Code and data used for the numerical experiments reported in arXiv:1805.08786
We discuss a statistical mechanics model of deep feed forward neural networks (FFN). By recasting FFNs in terms of an energy based model one can consistently obtain several known results and unerstand the origin and limitations of some heuristics used in the deep learning literature. By providing a solid theoretical framework, we hope to provide new instruments that will help a systematic design of robust and explainable FFN.
From a thereotical point of view, we infer that FFN can be understood as performing three basic steps: encoding, representation validation and propagation.
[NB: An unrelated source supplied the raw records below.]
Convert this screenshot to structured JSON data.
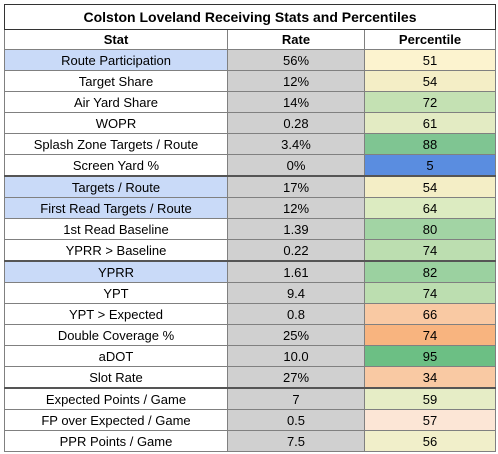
{
  "title": "Colston Loveland Receiving Stats and Percentiles",
  "columns": [
    "Stat",
    "Rate",
    "Percentile"
  ],
  "rows": [
    {
      "stat": "Route Participation",
      "rate": "56%",
      "percentile": "51",
      "highlight": true,
      "pct_color": "#fcf3cf",
      "group_start": false
    },
    {
      "stat": "Target Share",
      "rate": "12%",
      "percentile": "54",
      "highlight": false,
      "pct_color": "#f4eec6",
      "group_start": false
    },
    {
      "stat": "Air Yard Share",
      "rate": "14%",
      "percentile": "72",
      "highlight": false,
      "pct_color": "#c4e1b3",
      "group_start": false
    },
    {
      "stat": "WOPR",
      "rate": "0.28",
      "percentile": "61",
      "highlight": false,
      "pct_color": "#e3ebc3",
      "group_start": false
    },
    {
      "stat": "Splash Zone Targets / Route",
      "rate": "3.4%",
      "percentile": "88",
      "highlight": false,
      "pct_color": "#7fc592",
      "group_start": false
    },
    {
      "stat": "Screen Yard %",
      "rate": "0%",
      "percentile": "5",
      "highlight": false,
      "pct_color": "#5a8de0",
      "group_start": false
    },
    {
      "stat": "Targets / Route",
      "rate": "17%",
      "percentile": "54",
      "highlight": true,
      "pct_color": "#f4eec6",
      "group_start": true
    },
    {
      "stat": "First Read Targets / Route",
      "rate": "12%",
      "percentile": "64",
      "highlight": true,
      "pct_color": "#dcebc1",
      "group_start": false
    },
    {
      "stat": "1st Read Baseline",
      "rate": "1.39",
      "percentile": "80",
      "highlight": false,
      "pct_color": "#a2d4a4",
      "group_start": false
    },
    {
      "stat": "YPRR > Baseline",
      "rate": "0.22",
      "percentile": "74",
      "highlight": false,
      "pct_color": "#bcdeb0",
      "group_start": false
    },
    {
      "stat": "YPRR",
      "rate": "1.61",
      "percentile": "82",
      "highlight": true,
      "pct_color": "#9bd1a0",
      "group_start": true
    },
    {
      "stat": "YPT",
      "rate": "9.4",
      "percentile": "74",
      "highlight": false,
      "pct_color": "#bcdeb0",
      "group_start": false
    },
    {
      "stat": "YPT > Expected",
      "rate": "0.8",
      "percentile": "66",
      "highlight": false,
      "pct_color": "#f9c9a3",
      "group_start": false
    },
    {
      "stat": "Double Coverage %",
      "rate": "25%",
      "percentile": "74",
      "highlight": false,
      "pct_color": "#f8b47f",
      "group_start": false
    },
    {
      "stat": "aDOT",
      "rate": "10.0",
      "percentile": "95",
      "highlight": false,
      "pct_color": "#6cbf84",
      "group_start": false
    },
    {
      "stat": "Slot Rate",
      "rate": "27%",
      "percentile": "34",
      "highlight": false,
      "pct_color": "#f9c9a3",
      "group_start": false
    },
    {
      "stat": "Expected Points / Game",
      "rate": "7",
      "percentile": "59",
      "highlight": false,
      "pct_color": "#e6edc6",
      "group_start": true
    },
    {
      "stat": "FP over Expected / Game",
      "rate": "0.5",
      "percentile": "57",
      "highlight": false,
      "pct_color": "#fce6d6",
      "group_start": false
    },
    {
      "stat": "PPR Points / Game",
      "rate": "7.5",
      "percentile": "56",
      "highlight": false,
      "pct_color": "#f1efca",
      "group_start": false
    }
  ]
}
We obtain a set of natural activations -- such as sigmoid, tanh and ReLu -- together with a state-of-the-art one, recently obtained by Ramachandran et al. Searching for Activation Functions, using an extensive search algorithm (there named Swish).
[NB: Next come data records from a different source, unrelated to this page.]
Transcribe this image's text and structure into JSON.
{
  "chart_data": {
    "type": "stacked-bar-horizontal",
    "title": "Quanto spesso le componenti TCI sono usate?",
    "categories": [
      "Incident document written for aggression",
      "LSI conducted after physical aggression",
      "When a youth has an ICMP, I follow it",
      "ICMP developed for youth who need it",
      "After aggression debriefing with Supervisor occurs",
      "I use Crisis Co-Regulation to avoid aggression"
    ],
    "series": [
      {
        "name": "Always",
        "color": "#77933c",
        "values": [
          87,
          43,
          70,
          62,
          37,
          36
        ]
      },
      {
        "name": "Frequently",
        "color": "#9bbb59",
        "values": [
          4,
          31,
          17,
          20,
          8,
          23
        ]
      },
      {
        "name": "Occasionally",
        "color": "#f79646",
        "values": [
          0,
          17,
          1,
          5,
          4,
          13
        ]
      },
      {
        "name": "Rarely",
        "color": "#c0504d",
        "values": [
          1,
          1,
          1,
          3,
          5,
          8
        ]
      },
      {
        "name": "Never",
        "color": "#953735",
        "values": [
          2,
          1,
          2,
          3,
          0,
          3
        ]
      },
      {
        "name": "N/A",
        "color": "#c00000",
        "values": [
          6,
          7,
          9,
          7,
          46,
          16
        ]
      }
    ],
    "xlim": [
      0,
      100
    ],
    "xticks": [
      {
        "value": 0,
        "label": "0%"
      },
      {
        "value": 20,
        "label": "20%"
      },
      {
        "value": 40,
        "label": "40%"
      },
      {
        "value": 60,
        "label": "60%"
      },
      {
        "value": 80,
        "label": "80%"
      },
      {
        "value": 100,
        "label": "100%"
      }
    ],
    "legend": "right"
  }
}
We choose to term this activation ESP (Expected Signal Propagation), to stress its deep meaning and origin. In the main text we explain the probabilistic meaning of ESP, and study the eigenvalue spectrum of the associated Hessian on classification tasks. We find that ESP allows for faster training and more consistent performances over a wide range of network architectures.
We provide two set of codes: a pure Python implementation, where the algorithm is described in detail, and a Tensor Flow (TF) implementation, that has been used to conduct the numerical analysis. The former is used mostly to show how backpropagation can be easily modified to be used with ESP, but the code is not particularly optimized. The algo is contained in the TF folder, in esp_tf_utils.py
and commented in details. This needs to be loaded in the usual way in the file where the analysis is performed using
` from esp_tf_utils.py import* `
In analysis_utils.py
we include some useful functions for visualization and the function used to evaluate the eigenvalues of the Hessian matrix, together with the evaluation of the α and γ indices. The former measures the ratio of descent to ascent directions on the energy landscape; when α is large, gradient descent can quickly escape a critical point – a saddle point in this case – due to the existence of multiple unstable directions. However, when a critical point exhibits multiple near-zero eigenvalues, roughly captured by γ, the energy landscape in this neighbourhood consists of several near-flat (to second-order) directions; in this situation, gradient descent will slowly decrease the training loss, see paper for details.
Finally, data and results are also provided, together with the videos showing the time evolution of the eigenvalue distribution of the Hessian matrix during learning.